The Latvian operator LMT offered a "LMT 15" branded version for its anniversary in 2007, with the logo located just below the screen.

==Features==
The phone has two stereo speakers with surround sound. It supports a variety of music formats including AAC, MP3 and WMA files. The latest firmware is version 5.60. It has a camera which can take photos at a resolution of 2 megapixels (1200 x 1600), and videos at VGA (640 x 480) resolution, as well as MP3 playback, Bluetooth, infrared, radio, games and Internet access.

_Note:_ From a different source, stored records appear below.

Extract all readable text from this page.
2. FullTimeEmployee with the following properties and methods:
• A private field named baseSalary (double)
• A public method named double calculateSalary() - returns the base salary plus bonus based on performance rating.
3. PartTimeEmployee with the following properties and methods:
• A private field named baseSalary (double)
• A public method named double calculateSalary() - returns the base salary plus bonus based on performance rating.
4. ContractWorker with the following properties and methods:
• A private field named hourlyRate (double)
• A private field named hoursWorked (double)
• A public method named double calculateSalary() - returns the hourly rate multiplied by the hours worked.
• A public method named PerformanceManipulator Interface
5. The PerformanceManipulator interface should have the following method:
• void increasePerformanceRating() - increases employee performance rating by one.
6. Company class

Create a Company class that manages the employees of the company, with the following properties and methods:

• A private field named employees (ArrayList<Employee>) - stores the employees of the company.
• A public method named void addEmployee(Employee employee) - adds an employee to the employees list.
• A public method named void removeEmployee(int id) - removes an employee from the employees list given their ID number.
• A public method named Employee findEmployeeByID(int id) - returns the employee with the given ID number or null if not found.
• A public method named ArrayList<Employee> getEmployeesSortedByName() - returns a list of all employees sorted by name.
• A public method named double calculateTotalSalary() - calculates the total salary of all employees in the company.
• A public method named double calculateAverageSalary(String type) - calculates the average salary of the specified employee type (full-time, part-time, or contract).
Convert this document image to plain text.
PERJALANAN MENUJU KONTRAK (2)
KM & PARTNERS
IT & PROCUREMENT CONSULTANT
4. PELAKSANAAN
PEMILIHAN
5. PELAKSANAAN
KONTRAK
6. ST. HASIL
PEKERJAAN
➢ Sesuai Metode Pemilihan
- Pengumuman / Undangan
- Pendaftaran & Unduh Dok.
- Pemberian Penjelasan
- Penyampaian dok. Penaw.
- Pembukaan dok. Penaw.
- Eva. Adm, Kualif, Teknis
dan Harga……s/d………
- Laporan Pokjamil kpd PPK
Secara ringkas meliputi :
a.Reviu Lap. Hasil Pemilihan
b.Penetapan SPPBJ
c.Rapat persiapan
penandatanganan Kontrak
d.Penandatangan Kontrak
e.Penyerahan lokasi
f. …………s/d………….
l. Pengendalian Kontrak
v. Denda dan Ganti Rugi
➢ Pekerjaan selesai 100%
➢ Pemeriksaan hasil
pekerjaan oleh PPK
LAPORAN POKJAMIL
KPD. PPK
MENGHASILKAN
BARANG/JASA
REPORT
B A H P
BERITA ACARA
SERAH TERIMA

==Nokia 6233 Music Edition==
Dubbed "Music Edition", a special white colour version of the Nokia 6233 was sold in Asian Pacific regions. It supports A2DP Bluetooth profile, meaning it is compatible with stereo Bluetooth headsets, providing better audio fidelity. This edition was sold with a larger MicroSD card (512MB instead of 64MB) and a speaker dock with a USB connection to a PC.

==Nokia 6234==
The Nokia 6234 is similar to the Nokia 6233, but was made available exclusively to Vodafone subscribers. It can however be unlocked for use with other networks. It differs from the 6233 having a stainless steel front cover, Vodafone logos and Vodafone branded software.

==Specifications sheet==

| Feature | Specification |
|---|---|
| Battery | Nokia Battery BP-6M-S |
| Talk time | GSM: Up to 4 hours, WCDMA: Up to 3.1 hours |
| Standby time | 340 hours (2 weeks) |
| Weight | 110 g |
| Dimensions | 108 x 46 x 18 mm |
| Screen size | Diagonal 2 inches (51 mm), 31 x 41 mm |
| Screen resolution | QVGA 262,144 color TFT LCD, 240x320 pixel resolution |
| Availability | Current |
| Form factor | Candybar |
| Operating System | Series 40, Third Edition |
| GSM frequencies | GSM 900/1800/1900 MHz, WCDMA 2100 MHz |
| GPRS | Yes, class 10 32-48 kbit/s |
| EDGE (EGPRS) | Yes, class 10 236.8 kbit/s |
| 3G | Yes 384 kbit/s. |
| WCDMA | yes |
| WLAN | No |
| Camera | 2-megapixel resolution, 8x digital zoom |
| Video recording | Yes, VGA 640*480 @15fps |
| Multimedia Messaging | SMS, MMS+SMIL, IM and E-mail |
| Video calls | Yes |
| Push to talk | Yes, (Push to Talk over Cellular - PoC) |
| Java support | Yes, MIDP 2.0 |
| Built-in internal memory | 6 MB |
| Memory card slot | MicroSD up to 2 GB |
| Bluetooth | Yes v2.0 with Enhanced Data Rate |
| Infrared | Yes, Class 1 |
| Data cable support | Yes |
| Browser | WAP 2.0 XHTML |
| Email | Yes |
| Music player | Yes, stereo |
| Radio | Yes, stereo |
| Video Player | Yes, plays 3GP and MP4(No Streaming) |
| Stereo Speakers | Yes, two speakers |
| Polyphonic tones | Yes, 64-tones polyphony, MP3/AAC files be used as call melody |
| Vibrate | Yes |
| HF speakerphone | Yes |
| Offline mode | Yes |
| Synchronization | Nokia PC Suite and SyncML |

==Reception==

Know Your Mobile gave the phone a positive review, saying it was "A terrific 3G phone that should appeal to business phone users".